Mon, April 16, 12:25 to 1:55pm, New York Hilton Midtown, Floor: Concourse Level, Concourse A Room

Abstract

In this paper, Terrenda White critically examines the practices of "No Excuses" (NE) corporate-styled charter schools in New York City, including the cultural dimensions of whiteness and racism. Based on a two-year qualitative research study of school leaders and teachers in a NE charter school, including interviews and observations, she reveals how white, middle-class norms shaped school climate and constructed Black students as deficient, resulting in a hyper-focus on students' individual choices, behaviors, and academic outcomes. Despite the expressed objectives of teachers to improve academic quality, senior managers whose ideas about schooling were predicated on White middle-class norms of speech, language, dress and behavior rigidly scripted classroom practices. Myopic attention to test score production and organizational expansion on the part of management worked to exacerbate racialized cultural differences between largely Black and Latino/a students and predominantly White teachers and leaders. Moreover, the school’s overreliance on less experienced teachers with weak ties to the local community, and lack of autonomy for teachers interested in sociocultural approaches to teaching, were part and parcel of poor working conditions that shaped chronically high teacher turnover. The presenter considers the implications of school practices, working conditions, and teacher-student relationships for student discipline, including suspension and expulsion. Indeed, suspension rates of the NE charter school were five times higher than comparable district schools and non-NE charter schools.

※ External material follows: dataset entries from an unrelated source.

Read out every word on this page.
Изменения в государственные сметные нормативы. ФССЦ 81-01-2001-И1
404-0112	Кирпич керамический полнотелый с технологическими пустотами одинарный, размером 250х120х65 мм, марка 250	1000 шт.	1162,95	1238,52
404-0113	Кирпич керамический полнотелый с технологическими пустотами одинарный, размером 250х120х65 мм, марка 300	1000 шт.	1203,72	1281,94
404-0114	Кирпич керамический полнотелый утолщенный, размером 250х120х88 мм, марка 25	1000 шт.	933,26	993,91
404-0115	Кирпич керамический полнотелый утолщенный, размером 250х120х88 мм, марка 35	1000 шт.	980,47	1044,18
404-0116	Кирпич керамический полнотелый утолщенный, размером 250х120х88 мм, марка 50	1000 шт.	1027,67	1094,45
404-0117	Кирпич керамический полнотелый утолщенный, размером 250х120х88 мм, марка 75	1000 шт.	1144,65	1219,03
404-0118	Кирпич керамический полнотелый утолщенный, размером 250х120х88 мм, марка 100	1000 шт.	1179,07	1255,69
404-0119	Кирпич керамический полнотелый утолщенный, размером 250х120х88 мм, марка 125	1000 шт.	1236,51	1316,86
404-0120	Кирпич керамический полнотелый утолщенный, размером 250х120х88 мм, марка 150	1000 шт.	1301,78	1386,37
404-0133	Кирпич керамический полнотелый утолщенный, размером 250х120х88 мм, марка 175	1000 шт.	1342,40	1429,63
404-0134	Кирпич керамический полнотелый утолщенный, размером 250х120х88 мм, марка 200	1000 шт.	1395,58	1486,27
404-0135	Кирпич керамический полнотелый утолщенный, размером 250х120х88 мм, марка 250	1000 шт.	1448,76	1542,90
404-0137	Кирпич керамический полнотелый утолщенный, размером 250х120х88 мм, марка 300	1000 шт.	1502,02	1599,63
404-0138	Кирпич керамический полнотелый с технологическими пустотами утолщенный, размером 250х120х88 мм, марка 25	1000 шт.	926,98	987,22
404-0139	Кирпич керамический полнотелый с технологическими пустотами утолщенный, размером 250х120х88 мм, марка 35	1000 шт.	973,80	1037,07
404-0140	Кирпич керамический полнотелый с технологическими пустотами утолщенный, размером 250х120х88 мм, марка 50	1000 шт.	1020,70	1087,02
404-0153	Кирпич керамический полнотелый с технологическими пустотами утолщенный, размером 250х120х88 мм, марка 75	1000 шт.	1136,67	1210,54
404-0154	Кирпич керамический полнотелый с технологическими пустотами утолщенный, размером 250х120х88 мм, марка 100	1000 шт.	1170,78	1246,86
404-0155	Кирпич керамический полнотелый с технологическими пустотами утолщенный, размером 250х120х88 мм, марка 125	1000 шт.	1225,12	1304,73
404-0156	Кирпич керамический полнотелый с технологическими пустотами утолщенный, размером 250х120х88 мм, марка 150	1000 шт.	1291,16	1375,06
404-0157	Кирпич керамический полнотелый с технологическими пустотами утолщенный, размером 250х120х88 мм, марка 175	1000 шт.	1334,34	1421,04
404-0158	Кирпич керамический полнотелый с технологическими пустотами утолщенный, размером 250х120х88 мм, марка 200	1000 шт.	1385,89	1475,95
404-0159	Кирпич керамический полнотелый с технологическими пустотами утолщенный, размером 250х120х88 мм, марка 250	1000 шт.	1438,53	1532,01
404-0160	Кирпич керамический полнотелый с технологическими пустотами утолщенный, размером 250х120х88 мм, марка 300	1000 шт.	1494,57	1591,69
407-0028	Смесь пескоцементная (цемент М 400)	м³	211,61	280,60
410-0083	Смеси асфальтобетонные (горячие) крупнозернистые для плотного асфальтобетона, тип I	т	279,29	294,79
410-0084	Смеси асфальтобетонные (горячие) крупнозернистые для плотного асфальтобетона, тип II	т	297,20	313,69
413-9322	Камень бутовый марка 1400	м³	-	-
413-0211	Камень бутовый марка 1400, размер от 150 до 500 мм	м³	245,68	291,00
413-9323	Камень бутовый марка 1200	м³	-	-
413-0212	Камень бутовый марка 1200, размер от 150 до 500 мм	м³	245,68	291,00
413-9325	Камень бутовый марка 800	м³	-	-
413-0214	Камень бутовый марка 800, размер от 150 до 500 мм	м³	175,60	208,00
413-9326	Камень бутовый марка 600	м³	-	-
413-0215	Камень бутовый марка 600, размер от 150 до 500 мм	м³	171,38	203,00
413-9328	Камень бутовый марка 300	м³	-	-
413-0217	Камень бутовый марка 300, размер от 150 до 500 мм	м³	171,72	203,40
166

Thus, using a critical race theory lens, White explains how a culture of whiteness contributes to problematic patterns of high student suspension and attrition—an organizational and institutionalized form of racialized marginalization. The implications of the study for broader policy initiatives are also discussed, such as the push to “scale up” charter schools, including NE charter schools in communities of color, by a powerful bloc of largely White venture philanthropists and private foundation leaders. Ultimately, the paper’s findings illuminate two interrelated dimensions of inequity that market reforms have produced: a limited diversity of choices (due to the replication of charter schools driven by White entrepreneurial elites) and limited choices for diversity (due to assimilationist NE practices that limit diverse forms of teaching and learning inside schools).